Summary form only given. We observe the quantized motion of single atoms strongly coupled to a high-finesse optical cavity and investigate dynamics of cavity-assisted atom cooling. Single caesium atoms are trapped in a blue-detuned standing-wave intracavity dipole trap, formed by a lock laser which is used to stabilize the cavity resonance frequency. A probe laser is coupled into the cavity mode and its transmission spectrum is monitored by means of photon-counting heterodyne spectroscopy [2].Measured heterodyne spectra of single atoms in the cavity are shown in Fig. 1 for two different lock-laser intensities and compared with theoretical models. The motional Raman sidebands are offset from the carrier beat signal at 1 MHz by the atomic vibrational frequency (±ν).
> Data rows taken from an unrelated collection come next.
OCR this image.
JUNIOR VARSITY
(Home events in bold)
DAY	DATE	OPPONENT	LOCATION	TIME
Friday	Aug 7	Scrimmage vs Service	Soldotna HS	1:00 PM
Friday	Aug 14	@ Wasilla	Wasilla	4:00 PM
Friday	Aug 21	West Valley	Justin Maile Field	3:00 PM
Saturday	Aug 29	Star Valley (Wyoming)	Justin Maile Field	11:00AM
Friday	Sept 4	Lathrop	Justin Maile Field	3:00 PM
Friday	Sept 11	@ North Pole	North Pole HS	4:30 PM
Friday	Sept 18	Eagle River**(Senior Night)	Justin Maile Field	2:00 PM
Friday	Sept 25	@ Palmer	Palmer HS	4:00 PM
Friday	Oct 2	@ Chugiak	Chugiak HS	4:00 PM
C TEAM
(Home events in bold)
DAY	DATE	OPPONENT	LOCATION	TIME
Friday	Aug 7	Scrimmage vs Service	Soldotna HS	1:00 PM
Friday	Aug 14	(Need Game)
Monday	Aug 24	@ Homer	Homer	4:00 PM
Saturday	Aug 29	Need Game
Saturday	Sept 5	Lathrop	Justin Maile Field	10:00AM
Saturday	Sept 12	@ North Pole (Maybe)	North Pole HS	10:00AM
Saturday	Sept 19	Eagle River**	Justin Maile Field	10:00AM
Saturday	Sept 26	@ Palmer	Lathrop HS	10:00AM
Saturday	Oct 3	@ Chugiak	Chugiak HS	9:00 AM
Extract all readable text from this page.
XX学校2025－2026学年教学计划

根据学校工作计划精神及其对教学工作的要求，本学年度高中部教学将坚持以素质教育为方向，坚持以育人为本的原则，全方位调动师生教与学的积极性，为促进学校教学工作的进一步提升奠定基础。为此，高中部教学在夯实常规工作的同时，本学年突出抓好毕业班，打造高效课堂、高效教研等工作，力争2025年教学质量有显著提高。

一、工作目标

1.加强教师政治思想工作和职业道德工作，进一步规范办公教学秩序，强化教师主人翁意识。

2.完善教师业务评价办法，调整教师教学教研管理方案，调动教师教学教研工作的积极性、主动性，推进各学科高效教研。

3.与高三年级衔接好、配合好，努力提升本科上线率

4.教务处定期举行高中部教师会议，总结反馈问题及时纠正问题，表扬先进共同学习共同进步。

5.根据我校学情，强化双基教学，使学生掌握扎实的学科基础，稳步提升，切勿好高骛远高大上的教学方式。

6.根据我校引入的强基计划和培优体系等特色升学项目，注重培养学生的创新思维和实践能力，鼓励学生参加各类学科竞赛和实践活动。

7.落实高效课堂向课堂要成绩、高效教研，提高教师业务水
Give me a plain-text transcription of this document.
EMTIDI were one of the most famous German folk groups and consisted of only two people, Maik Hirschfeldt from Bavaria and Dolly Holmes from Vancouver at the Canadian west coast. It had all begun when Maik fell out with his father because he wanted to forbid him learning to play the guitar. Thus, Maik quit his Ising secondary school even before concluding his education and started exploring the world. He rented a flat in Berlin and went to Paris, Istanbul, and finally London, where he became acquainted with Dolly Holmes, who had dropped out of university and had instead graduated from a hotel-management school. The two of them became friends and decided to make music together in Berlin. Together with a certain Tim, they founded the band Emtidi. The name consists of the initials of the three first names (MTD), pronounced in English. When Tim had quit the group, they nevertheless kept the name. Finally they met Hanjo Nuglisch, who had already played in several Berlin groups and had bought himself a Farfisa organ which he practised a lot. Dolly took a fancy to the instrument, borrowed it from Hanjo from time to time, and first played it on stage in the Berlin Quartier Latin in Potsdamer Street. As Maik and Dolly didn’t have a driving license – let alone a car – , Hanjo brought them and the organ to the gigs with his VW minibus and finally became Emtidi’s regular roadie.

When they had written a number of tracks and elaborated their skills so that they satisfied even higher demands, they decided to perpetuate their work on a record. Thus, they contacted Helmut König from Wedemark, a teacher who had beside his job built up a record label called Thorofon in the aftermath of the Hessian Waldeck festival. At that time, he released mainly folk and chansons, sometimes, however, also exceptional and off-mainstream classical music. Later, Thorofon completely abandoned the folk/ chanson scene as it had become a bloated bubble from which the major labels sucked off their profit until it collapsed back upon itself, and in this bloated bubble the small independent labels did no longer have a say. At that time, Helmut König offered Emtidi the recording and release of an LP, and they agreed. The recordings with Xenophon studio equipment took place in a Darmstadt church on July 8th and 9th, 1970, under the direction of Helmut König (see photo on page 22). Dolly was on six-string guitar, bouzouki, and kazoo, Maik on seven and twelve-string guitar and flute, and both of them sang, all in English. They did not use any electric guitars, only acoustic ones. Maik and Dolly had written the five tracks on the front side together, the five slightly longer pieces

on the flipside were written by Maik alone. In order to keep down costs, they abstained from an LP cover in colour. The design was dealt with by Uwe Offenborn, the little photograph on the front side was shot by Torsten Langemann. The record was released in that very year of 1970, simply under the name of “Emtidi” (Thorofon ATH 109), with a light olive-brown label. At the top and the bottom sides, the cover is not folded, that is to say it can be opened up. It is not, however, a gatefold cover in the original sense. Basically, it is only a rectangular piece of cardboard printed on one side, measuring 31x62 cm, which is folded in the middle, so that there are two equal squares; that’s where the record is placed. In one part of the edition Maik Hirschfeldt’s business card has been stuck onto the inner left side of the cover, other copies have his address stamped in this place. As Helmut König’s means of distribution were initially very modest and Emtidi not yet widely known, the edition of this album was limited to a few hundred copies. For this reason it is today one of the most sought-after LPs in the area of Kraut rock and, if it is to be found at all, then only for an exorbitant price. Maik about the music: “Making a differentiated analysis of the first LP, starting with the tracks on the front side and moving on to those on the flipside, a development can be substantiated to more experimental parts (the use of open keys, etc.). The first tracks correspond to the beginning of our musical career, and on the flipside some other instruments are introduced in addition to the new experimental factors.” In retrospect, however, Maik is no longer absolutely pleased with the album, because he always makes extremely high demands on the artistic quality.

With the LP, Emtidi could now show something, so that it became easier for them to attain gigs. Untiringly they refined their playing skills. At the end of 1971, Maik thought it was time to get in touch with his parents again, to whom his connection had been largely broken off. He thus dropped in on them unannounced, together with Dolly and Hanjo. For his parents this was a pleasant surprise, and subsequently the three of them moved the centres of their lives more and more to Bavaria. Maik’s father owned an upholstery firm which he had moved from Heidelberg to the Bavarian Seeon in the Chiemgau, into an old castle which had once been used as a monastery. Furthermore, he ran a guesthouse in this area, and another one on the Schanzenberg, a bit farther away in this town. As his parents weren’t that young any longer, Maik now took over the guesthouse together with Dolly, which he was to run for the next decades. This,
They show asymmetric lineshapes due to the anharmonicity of the dipole potential.We investigate the dependence of the positions and lineshapes of the motional Raman sidebands on experimantal parameters such as the cavity-atom detuning, and lock-laser intensity. Information on the atomic temperature, cooling and heating rates, as well as the atomic position in the cavity with respect to an antinode of the cavity probe field are found by comparing the observed spectra with theoretical predictions [1]. In addition, this technique can also be used to analyze the cooling dynamics of a cavity-assisted EIT cooling scheme which has been recently studied and demonstrated in [3,4].